22 22. In his edition of the 1904 Treatise on Instrumentation by Hector Berlioz, Strauss writes:The superiority of Wagner, who perfected the modern orchestra, over Berlioz, who created it, is usually said to consist exclusively in the more profound meaning of his poetic and musical ideas. Yet there are three technical points which should be stressed (of course with reasonable reservations) […]: first, the employment of the richest polyphonic style; secondly, the accomplishment of this through the invention and introduction of the valve horn; thirdly, taking over the virtuoso technique of the solo-concerto for all instruments of the orchestra (Beethoven already required this in his last string quartets, but not his symphonies). (Hector Berlioz and Richard Strauss, Treatise on Instrumentation, trans. Theodore Front [Mineola, NY: Courier, 2013], p. ii).

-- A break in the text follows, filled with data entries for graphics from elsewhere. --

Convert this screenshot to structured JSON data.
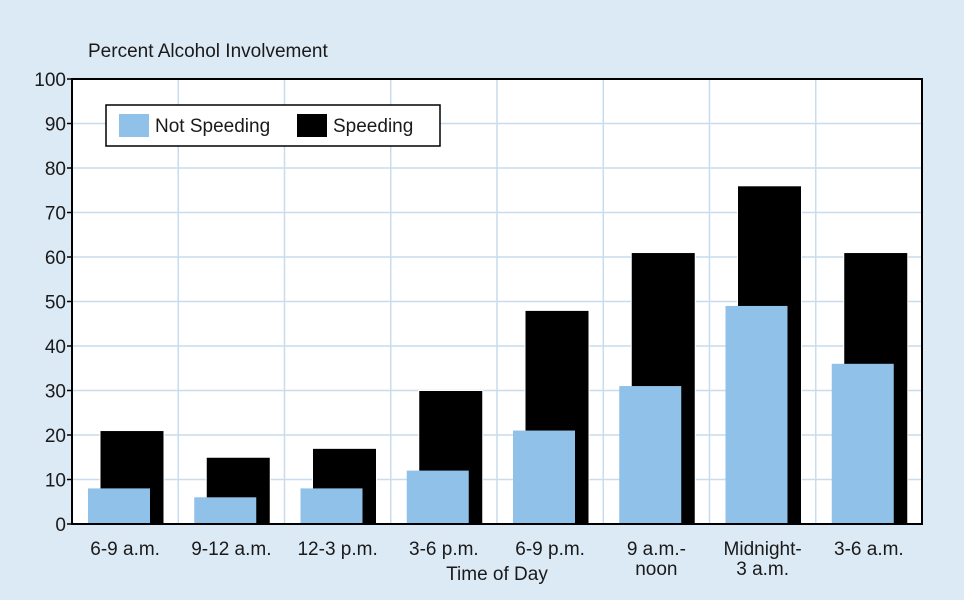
{
  "chart_data": {
    "type": "bar",
    "y_label": "Percent Alcohol Involvement",
    "x_label": "Time of Day",
    "categories": [
      "6-9 a.m.",
      "9-12 a.m.",
      "12-3 p.m.",
      "3-6 p.m.",
      "6-9 p.m.",
      "9 a.m.-\nnoon",
      "Midnight-\n3 a.m.",
      "3-6 a.m."
    ],
    "series": [
      {
        "name": "Not Speeding",
        "color": "#8fc1e9",
        "values": [
          8,
          6,
          8,
          12,
          21,
          31,
          49,
          36
        ]
      },
      {
        "name": "Speeding",
        "color": "#000000",
        "values": [
          21,
          15,
          17,
          30,
          48,
          61,
          76,
          61
        ]
      }
    ],
    "ylim": [
      0,
      100
    ],
    "yticks": [
      0,
      10,
      20,
      30,
      40,
      50,
      60,
      70,
      80,
      90,
      100
    ],
    "grid": true,
    "legend": "top-left"
  }
}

23 23. No such statement could be found in Schoenberg’s writings, though Adorno also mentions it in his 1957 article on Schoenberg for Die grossen Deutschen [The great Germans] (see GS, vol. 18, p. 312).

24 24. Act 3 begins with the funeral music.

25 25. In In Search of Wagner (trans. Rodney Livingstone [London and New York: Verso, 2005], p. 74), Adorno writes: ‘The occultation of production by means of the outward appearance of the product – that is the formal law governing the works of Richard Wagner.’

26 26. Schoenberg, Accompanying Music for a Film Scene for orchestra, op. 34 (1929–39).

27 27. Hans Rosbaud (1895–1962) conducted the Baden-Baden Symphony Orchestra of Southwest Radio at the ‘gala concert on the tenth anniversary of the International Summer Course for New Music’ on 20 May 1955 at the Darmstadt Stadthalle. The programme consisted of Schoenberg’s Accompanying Music for a Film Scene and Variations for Orchestra, op. 31, as well as Alban Berg’s Chamber Concerto for Piano and Violin with 13 Wind Instruments and, as a world premiere, Luigi Nono’s Incontri for 24 Instruments. Rosbaud had also conducted the premieres of the Accompanying Music on 28 April 1930 in Frankfurt and the Variations for Orchestra on 22 March 1931.

28 28. In his lecture ‘Wien’ [Vienna], Adorno likewise mentions Schoenberg’s statement about his Third String Quartet that it was ‘equipped with all the amenities of the modern age’ (see GS, vol. 16, pp. 440f.), but no documentation could be found.

29 29. ‘Traumleben’ and ‘Lockung’ are the first and penultimate songs from the Eight Songs, op. 6.